The nurse asked me what was up, I gave her the low down, "I'm 2 days late, but because I chart I realize technically I could have ovulated a little late. But that's not truly my concern."
Pause, nurse asks, "So are you pregnant?"
Me: "No, I've taken several tests I'm pretty sure I'm not. But my question is. I've noticed a trend in my chart. I start spotting for my period 9 or 10 dpo. I know that your LP needs to be at least 10 days long for a healthy chance at implantation. So my question is, with this being a concern of mine, is there any way we can test my progesterone to see about Luteal Phase Defect?"
Nurse: "We only supplement progesterone when you are pregnant, and since you are not pregnant, we would not be able to give your progesterone."
Me: "So what about at least testing for LPD? I have PCOS, can't that mess up my quality of eggs, which in turn causes lower progesterone for pregnancy?"
Nurse: "We don't usually test your progesterone unless you are pregnant. But I can talk to Dr. Hawkins."
Me: "Well I remember talking to her about this once and she mentioned that I may have to go to a Reproductive Endocrinologist"
Nurse "I don't really have the answers for you. I can send her an email or you can set up an appointment.But I feel you will get more out of the 1 on 1 instead of with a middle man."
At this point I can see I am going to get no where unless I am face to face. "I'll make an appointment."

So tomorrow I have an appointment at 315. I'm sticking to my guns, she's not talking me out of it. I feel like they think I'm an idiot because I actually know what I'm talking about. Rather than the uninformed that they can just sweep under the rug. Look, I know my body. I'm my best advocate. And who in turn is paying for any test I want? ME so let me do it. I don't understand why they can't test for me, to at least see if I'm having an issue...and if I do then I'll go to a RE to get more answers and help.

I just feel like they don't even want to admit a LPD exists. And LPD is a common infertility problem. So tell me why an OB office wouldn't consider this and help women to avoid heartache? I don't get it. Completely baffles me.

I found and article on LPD and this is what it says, hitting the nail on the head...

How real is this diagnosis? 

Some physicians, even reproductive specialists, downplay the significance of LPD in their diagnosis and treatment decisions. It is generally thought that all women, fertile and subfertile, experience at least occasional cycles in which a short luteal phase is present. Also, many believe that when LPD is present in a cycle, it is the result of an egg that was compromised from the start (and hence, would have resulted in miscarriage or fetal anomaly if pregnancy occurred.)

With that in mind, if a woman believes that LPD is an issue in her fertility, she may need to be prepared to be a good self-advocate with her medical practitioners.

Ready for my opinion? If there is a potential problem either from miscarriage or inability to get pregnant. Do the stupid Progesterone Serum test 7dpo, check out the woman's follicle size via ultrasound, and Estradiol at midcycle. How hard is that? Seriously! Especially if a woman is being an advocate for her own health. 

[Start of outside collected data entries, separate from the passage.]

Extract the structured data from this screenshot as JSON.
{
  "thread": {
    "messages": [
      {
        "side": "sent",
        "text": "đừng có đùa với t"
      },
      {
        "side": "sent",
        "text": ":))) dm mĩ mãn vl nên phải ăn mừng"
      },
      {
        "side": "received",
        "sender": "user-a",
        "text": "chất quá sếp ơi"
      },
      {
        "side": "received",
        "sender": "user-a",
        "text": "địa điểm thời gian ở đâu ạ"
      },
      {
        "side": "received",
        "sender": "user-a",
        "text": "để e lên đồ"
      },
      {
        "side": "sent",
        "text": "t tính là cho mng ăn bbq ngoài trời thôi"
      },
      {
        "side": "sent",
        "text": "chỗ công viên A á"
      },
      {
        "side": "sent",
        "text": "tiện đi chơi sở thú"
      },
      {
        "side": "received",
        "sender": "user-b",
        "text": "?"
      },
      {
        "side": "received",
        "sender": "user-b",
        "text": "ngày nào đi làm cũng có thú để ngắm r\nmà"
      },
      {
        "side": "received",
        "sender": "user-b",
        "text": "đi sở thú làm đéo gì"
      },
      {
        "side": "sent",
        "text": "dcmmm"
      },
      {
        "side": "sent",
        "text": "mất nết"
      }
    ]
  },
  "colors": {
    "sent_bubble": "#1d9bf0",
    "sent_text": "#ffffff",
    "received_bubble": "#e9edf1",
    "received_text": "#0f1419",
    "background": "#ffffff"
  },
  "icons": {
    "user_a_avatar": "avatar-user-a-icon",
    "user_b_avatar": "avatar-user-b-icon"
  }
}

P.S. I'm not going to lie, I have progesterone left over from my last miscarriage. I am tempted to take 1 or 2 a day following next ovulation just to see if I can get a sticky baby. My only concern that would hold me back from actually doing this would be the fact that then my progesterone levels would be higher if they tested, and even if I did need to stay on it, results could say I don't. *Rolls eyes* So I won't do it. But I am tempted, highly tempted.

Ok, now I need to get motivated. Gotta run a few errands and then nap before work tonight!